Cette autobiographie égratigne l'image ambivalente de cet auteur qui tente d'être édité. Dan Fante livre ses errances dans les rues de Los Angeles avec des litres de bourbon, de whisky dans le sang. Il raconte ses démons (surtout Jimmy) qui pourrissent son cerveau.

Ses délires hallucinatoires le poussent dans des automutilations. Tous ses problèmes sont une raison pour boire, être hors de son corps.

Il raconte ce lien transmis de père en fils, une union destructrice avec l'alcool : son père, son frère sont mort par le biais de l'alcool. Le foie de son frère qui éclate est un détail qui ne le freine pas dans sa consommation.

Il essaie les cures, les alcooliques anonymes mais rien ne peut étancher sa soif. Même les femmes consommées comme un rail de coke, n'étanchent pas sa soif de destruction.

J'avoue préférer ses poèmes directs à son autobiographie. Il est évident qu'une virée dans sa limousine vaut bien un bon verre car la description vraie des dessous de L.A. est un pur bonheur.

 

Être chauffeur de limousine à L.A. est une drôle de façon de gagner sa vie. Un peu comme de bouffer de la merde au cul d'un chien, pour faire plaisir à Dieu le père. La clientèle de Dav-Ko L.A. était principalement constituée d'oiseaux de nuit et autres zombies : riches producteurs suramphétaminés ou jeunes stars du rock aussi cons que gâtés, rappeurs style gangsta avec le flingue enfoncé dans le calbute, anciens acteurs alcooliques privés de permis, et une tripotée de frimeurs pétés de thune. Des êtres humains incarnant les pires travers de L.A. : un ego surdimensionné et beaucoup trop de blé.

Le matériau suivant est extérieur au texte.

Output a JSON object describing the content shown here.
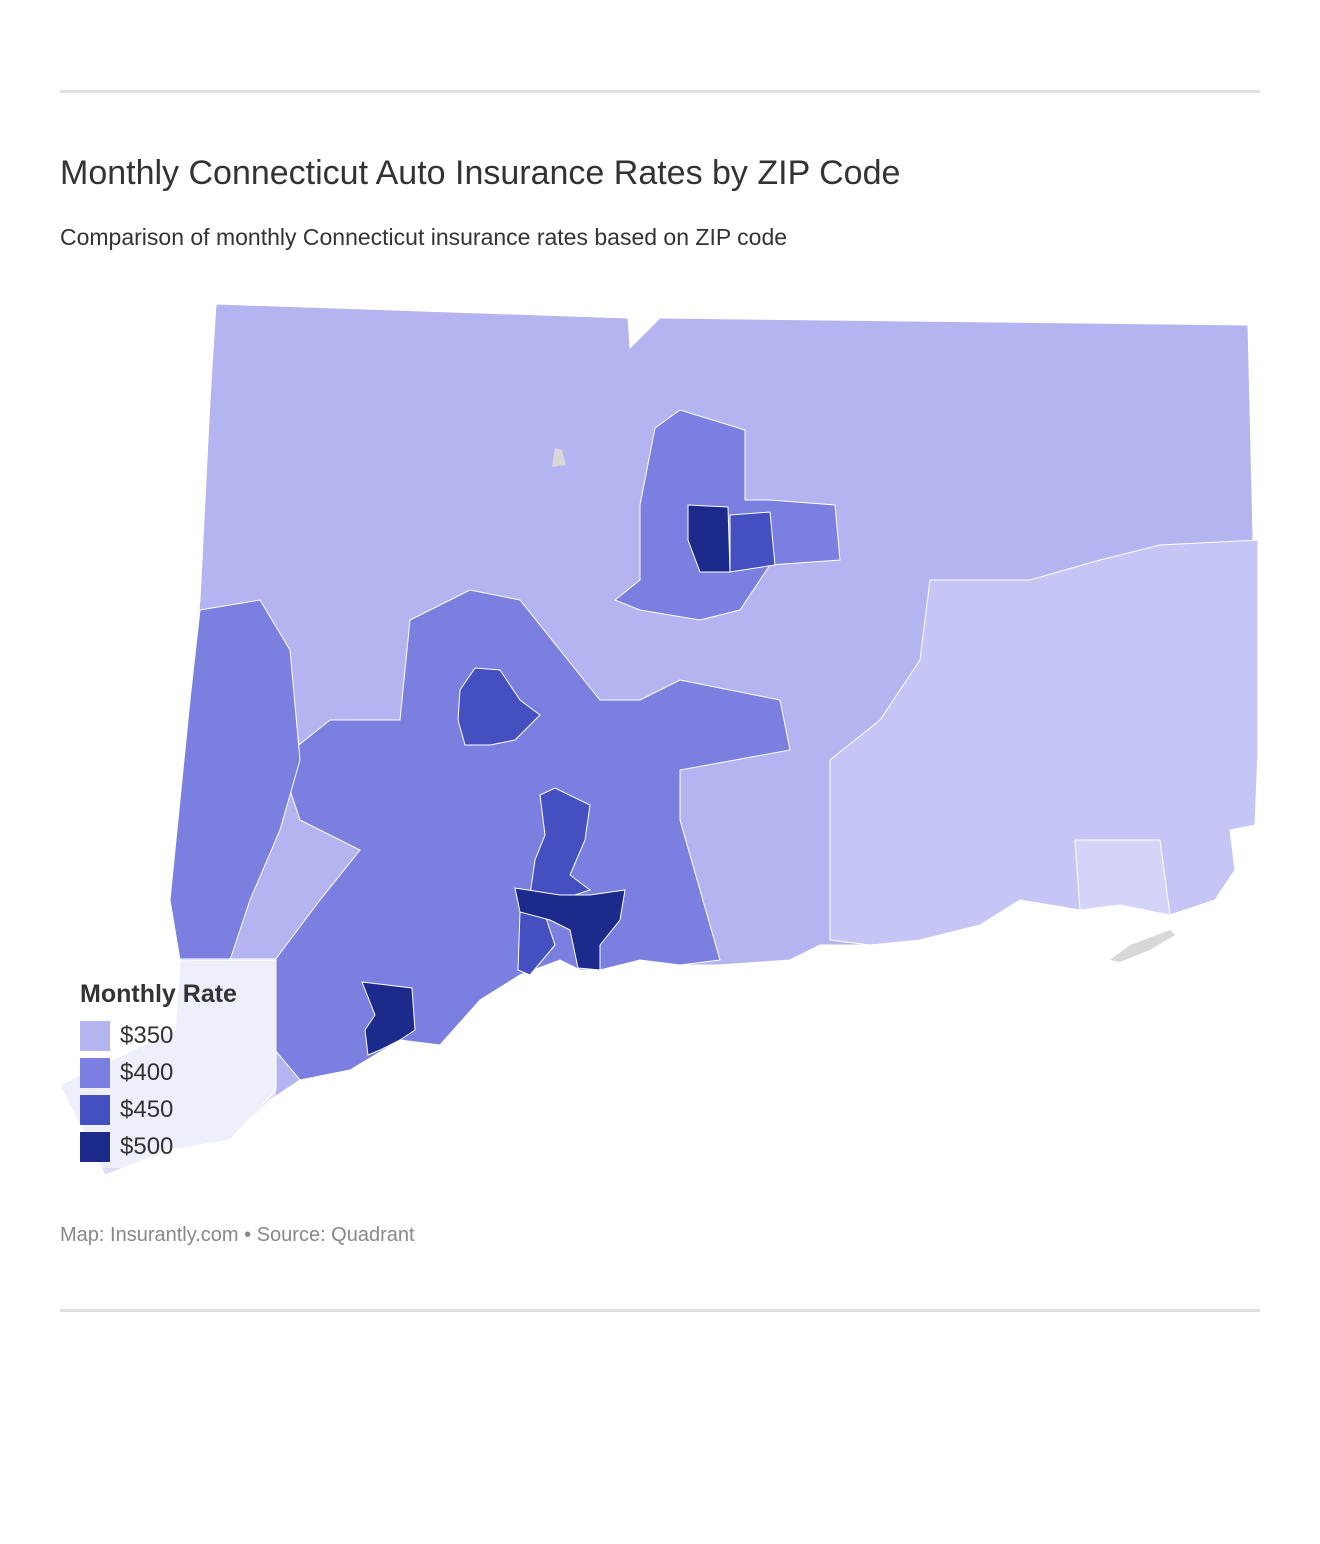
{
  "header": {
    "title": "Monthly Connecticut Auto Insurance Rates by ZIP Code",
    "subtitle": "Comparison of monthly Connecticut insurance rates based on ZIP code"
  },
  "legend": {
    "title": "Monthly Rate",
    "items": [
      {
        "label": "$350",
        "color": "#b4b4f0"
      },
      {
        "label": "$400",
        "color": "#7b7fe0"
      },
      {
        "label": "$450",
        "color": "#4450c0"
      },
      {
        "label": "$500",
        "color": "#1c2a8c"
      }
    ]
  },
  "footer": {
    "source": "Map: Insurantly.com • Source: Quadrant"
  }
}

De retour chez moi, j'ai emballé mes habits et commencé à démonter mon bureau et mon ordinateur. Posée sur ma table de travail : une pile de feuilles. Quinze nouvelles au total. Près de cent soixante-dix pages. De la bonne came. De bonnes histoires. Peu importait ce qui allait m'arriver après Dav-Ko, j'avais au moins ça. Ma vie n'était pas qu'un gros double cheese fourré à la merde. Ces textes en étaient la preuve tangible. J'avais également réussi à faire chauffeur de maître à L.A., dans une bonne boîte. J'avais tenu mon poste. Oublions Dav-Ko. Je rebondirais. J'avais l'habitude.

Mon estomac s'est noué. J'avais échoué une fois de plus. Personne ne daignait même jeter un œil à mon boulot. De l'autre côté de mon bureau, il y avait un mur rempli de bouquins ; tout ce que je voulais, c'était que mes mots puissent y sommeiller en paix, au milieu de Kafka, Shakespeare, Miller, Steinbeck, Selby, O'Neill, Tennessee Williams, Wallant et Hemingway. J'étais un raté de quarante-deux ans. Un type qui était tombé dans tous les pièges de la vie. Un naze de première bourre. Même pas un écrivain, juste un semi-mutant de Los Angeles. Un paumé parmi les milliers de crétins d'aspirants artistes qui avait attaché son cœur et son esprit à des mensonges, se raccrochant pathétiquement à un fil d'espoir élimé.